I really like Mapnificent London even though the interface is a little slow. This map shows the areas you can reach by public transport in a given period of time (with and without a bike). I don’t know how accurate it is but no doubt in time the timetables and other data available will get smarter and this kind of site will become common place. At the moment looks pretty good to me, maybe you have seen a better implementation?

twitter

Those of you who know me know that I love twitter and of course I am quite keen on geo so mapping the twittersphere should be right up my street. Unfortunately several of the attempts to parse wisdom from the location of tweets are off with the fairies.

These Urbagrams seem pretty pointless to me but you may like that as a form of post Lichtenstein art form or maybe it’s Seurat

These tweetographs from the team at CASA are certainly pretty but are they telling us anything more than people with geolocated devices who tweet tend to concentrate close to the centre of cities?

There are a couple of examples of trying to mine the sentiments of tweets that I will try to find and post shortly

Historic Maps

These old maps of Bristol are presented in a really neat, if somewhat fiddly, interface. You need silverlight to get the best out of the site but well worth it. Try setting one time as the base and another as the spyglass and then explore.

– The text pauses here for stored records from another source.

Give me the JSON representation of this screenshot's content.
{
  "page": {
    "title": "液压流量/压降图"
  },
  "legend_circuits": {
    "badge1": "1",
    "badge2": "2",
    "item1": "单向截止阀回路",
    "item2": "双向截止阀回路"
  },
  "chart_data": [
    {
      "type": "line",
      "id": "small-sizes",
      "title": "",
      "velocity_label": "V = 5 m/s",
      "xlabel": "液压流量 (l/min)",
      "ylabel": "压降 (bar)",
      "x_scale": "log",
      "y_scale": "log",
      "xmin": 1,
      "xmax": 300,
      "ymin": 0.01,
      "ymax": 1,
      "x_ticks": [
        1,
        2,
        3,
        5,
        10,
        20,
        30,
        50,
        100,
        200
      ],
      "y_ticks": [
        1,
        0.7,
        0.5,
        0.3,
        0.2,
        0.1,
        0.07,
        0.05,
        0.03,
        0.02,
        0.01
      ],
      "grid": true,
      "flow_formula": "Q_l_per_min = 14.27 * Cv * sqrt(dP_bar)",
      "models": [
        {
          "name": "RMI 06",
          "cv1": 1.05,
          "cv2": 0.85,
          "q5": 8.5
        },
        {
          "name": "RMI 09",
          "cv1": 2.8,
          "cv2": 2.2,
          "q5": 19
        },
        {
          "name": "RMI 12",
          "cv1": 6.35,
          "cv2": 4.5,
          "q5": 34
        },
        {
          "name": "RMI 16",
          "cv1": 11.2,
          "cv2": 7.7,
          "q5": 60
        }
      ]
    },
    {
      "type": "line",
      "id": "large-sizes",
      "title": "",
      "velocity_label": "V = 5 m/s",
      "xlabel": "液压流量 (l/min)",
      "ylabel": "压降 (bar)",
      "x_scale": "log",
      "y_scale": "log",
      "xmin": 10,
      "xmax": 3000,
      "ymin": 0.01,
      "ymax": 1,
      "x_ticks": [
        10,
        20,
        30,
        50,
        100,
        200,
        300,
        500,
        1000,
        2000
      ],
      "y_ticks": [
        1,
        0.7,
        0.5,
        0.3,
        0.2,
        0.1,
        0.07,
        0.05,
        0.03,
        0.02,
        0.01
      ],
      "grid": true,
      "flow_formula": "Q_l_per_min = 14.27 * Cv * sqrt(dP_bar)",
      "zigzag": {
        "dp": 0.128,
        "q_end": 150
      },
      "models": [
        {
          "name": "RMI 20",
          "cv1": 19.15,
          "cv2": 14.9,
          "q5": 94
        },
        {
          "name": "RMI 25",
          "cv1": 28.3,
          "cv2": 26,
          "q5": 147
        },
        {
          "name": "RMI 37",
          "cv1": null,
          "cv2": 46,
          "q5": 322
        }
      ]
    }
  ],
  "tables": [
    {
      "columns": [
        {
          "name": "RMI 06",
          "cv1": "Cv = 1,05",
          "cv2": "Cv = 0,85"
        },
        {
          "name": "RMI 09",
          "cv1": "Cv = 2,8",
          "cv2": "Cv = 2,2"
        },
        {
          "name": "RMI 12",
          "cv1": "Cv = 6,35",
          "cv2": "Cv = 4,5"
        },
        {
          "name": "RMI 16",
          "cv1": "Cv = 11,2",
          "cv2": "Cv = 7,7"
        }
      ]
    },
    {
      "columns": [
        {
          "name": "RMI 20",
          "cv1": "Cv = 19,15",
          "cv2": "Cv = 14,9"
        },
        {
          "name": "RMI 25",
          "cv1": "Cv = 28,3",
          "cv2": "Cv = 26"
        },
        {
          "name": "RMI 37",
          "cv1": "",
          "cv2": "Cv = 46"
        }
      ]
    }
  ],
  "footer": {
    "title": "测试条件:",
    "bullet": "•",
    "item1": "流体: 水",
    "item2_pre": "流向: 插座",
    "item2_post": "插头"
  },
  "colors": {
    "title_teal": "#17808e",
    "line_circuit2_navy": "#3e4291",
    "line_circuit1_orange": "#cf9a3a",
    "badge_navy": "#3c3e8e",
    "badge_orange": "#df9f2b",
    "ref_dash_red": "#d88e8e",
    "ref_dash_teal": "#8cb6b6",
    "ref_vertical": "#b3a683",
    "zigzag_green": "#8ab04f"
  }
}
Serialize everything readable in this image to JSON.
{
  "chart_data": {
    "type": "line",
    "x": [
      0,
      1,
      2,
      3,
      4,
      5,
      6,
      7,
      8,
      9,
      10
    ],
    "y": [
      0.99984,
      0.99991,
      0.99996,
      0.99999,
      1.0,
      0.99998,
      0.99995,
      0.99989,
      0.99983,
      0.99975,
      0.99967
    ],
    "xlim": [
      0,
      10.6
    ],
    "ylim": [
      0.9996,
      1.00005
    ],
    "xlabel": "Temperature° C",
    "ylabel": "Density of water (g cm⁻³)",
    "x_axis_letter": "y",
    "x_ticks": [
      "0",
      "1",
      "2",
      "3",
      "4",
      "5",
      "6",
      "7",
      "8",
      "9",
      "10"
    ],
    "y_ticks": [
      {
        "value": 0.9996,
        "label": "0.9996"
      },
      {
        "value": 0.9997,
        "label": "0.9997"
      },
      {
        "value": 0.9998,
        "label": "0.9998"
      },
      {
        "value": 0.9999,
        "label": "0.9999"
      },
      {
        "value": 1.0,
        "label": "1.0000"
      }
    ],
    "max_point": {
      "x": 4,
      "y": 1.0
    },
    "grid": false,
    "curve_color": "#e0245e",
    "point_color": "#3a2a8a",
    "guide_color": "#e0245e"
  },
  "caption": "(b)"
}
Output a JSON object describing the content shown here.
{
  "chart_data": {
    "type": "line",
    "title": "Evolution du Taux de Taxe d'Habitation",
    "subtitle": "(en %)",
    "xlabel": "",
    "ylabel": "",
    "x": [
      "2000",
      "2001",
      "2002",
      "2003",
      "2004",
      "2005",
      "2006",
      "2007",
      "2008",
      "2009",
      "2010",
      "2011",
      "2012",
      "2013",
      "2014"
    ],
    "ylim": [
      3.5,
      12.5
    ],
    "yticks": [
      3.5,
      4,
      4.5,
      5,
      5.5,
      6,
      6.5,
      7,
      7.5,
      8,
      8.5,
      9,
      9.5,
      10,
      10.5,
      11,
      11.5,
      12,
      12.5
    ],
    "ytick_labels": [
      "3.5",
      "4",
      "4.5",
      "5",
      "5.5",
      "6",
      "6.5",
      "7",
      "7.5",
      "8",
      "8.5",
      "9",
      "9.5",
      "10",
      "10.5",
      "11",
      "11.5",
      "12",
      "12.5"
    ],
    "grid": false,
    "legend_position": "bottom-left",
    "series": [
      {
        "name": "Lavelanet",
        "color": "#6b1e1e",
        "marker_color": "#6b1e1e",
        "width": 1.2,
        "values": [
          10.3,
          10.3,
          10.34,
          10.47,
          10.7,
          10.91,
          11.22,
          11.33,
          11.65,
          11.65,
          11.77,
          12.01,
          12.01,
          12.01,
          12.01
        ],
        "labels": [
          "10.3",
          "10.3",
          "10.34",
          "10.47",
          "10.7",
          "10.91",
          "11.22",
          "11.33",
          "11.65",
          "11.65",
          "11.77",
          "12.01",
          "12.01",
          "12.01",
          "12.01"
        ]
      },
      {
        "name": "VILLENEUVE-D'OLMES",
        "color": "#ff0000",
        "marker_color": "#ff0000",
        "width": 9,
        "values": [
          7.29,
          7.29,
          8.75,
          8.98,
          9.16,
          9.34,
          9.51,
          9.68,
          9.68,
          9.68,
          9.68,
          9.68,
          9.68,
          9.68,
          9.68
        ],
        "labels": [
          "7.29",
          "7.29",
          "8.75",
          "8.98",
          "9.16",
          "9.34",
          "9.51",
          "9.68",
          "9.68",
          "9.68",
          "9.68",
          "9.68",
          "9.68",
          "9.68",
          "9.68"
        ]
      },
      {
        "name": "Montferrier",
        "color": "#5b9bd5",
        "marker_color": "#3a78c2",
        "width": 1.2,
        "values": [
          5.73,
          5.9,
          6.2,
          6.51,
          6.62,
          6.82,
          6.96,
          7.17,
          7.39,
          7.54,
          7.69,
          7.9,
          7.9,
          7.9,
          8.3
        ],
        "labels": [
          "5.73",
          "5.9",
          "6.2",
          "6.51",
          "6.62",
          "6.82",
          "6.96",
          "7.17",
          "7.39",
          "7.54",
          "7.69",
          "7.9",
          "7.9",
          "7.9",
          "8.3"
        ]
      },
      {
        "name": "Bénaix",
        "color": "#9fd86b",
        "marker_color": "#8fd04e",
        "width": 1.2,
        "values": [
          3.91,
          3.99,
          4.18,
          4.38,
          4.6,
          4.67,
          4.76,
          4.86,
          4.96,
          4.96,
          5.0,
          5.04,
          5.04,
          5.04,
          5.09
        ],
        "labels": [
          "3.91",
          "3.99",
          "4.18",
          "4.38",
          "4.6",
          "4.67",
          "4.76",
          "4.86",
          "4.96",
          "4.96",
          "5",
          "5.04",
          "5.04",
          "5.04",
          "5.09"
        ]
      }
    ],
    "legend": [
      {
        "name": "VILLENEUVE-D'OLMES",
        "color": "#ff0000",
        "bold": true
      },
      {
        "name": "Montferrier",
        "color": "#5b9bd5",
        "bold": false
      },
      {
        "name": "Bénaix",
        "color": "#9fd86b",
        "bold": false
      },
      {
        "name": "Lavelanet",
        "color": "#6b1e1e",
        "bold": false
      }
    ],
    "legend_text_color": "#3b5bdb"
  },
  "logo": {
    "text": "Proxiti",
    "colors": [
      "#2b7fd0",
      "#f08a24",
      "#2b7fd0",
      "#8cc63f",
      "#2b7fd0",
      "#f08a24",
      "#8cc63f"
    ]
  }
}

Southwark also have some beautiful historic OS maps that CDR scanned for them and you can view integrated with their current site. Not as spectacular interface as Bristol but very clean. I am amazed at how excellent the 100 year old maps are compared to today’s latest and greatest, thumbs up to OS veterans.

Maps to print

FIND let’s you apply some styling to a Google base map or switch to OpenStreetMap or OS OpenData, add some useful admin boundaries, layers of historic buildings and stuff and then print the whole thing out as a PDF. This is neat although very Flashy, but I am not sure why I would ever want to use it.

Weather Maps

The Meteorological Office have a great beta weather map in their Invent section.

OpenData

There are surprisingly few maps using opendata that are worth a comment from a geo perspective. Many of them seem to just throw stuff on a map because they can. Whilst I am not sure that I like the way they are visualising the data sets for See-UK and the OS OpenSpace just crawls along taking for ever to render ward boundaries there is definitely some interesting tech behind this site from Seme 4

Heat Maps

Well actually fire maps from Greater London Fire Service. I am trying to work out what this map is showing, are we to assume that there is a geographic performance trend or that fires in general are geographically distributed? If so why? Does the use of a raw count of incidents that is not population or property weighted work or misinform? Probably a blog post needed.

Scottish Green Spaces Map

I love the fact that all of the councils have worked together to compile this comprehensive record of Scotland’s Green Spaces which they claim is a worldwide first. Not so keen on the fact that all of this publicly funded and created data is not open, see the reference to needing an OS license to access the raw data, what a load of tosh! The interface is cludgy and very GISlike and worst of all there is absolutely no useful data apart from the classifications. For more opinions see Andy Whightman’s article on the Guardian site

 

Sept 2011

 Twisted Maps

Danny Dorling delivered an outstanding keynote at GeoCommunity ’11 yesterday. His weird and twisted maps take some getting used because the “regular” land shapes of UK or wherever we live and know well are almost iconic images burnt into our brains and we tend to reject these images as “wrong” but of course they aren’t wrong they are just different. You can view some of his work at Views of the World. Here is an image of showing monthly average rainfall

Borrowed from http://www.viewsoftheworld.net/

I think I am in map heaven!

 Historic Map Links

Thanks to Kimberley Kowal there is now a page of Historic Map links

Oct 2011

 F*%@ yes maps

A vast array of mappiness with pictures and links to weird and wonderful map sites

Bob Dylan’s World

As an old Bob Dylan fan this map of Bob Dylan’s World shows every place he sung about (or does it?)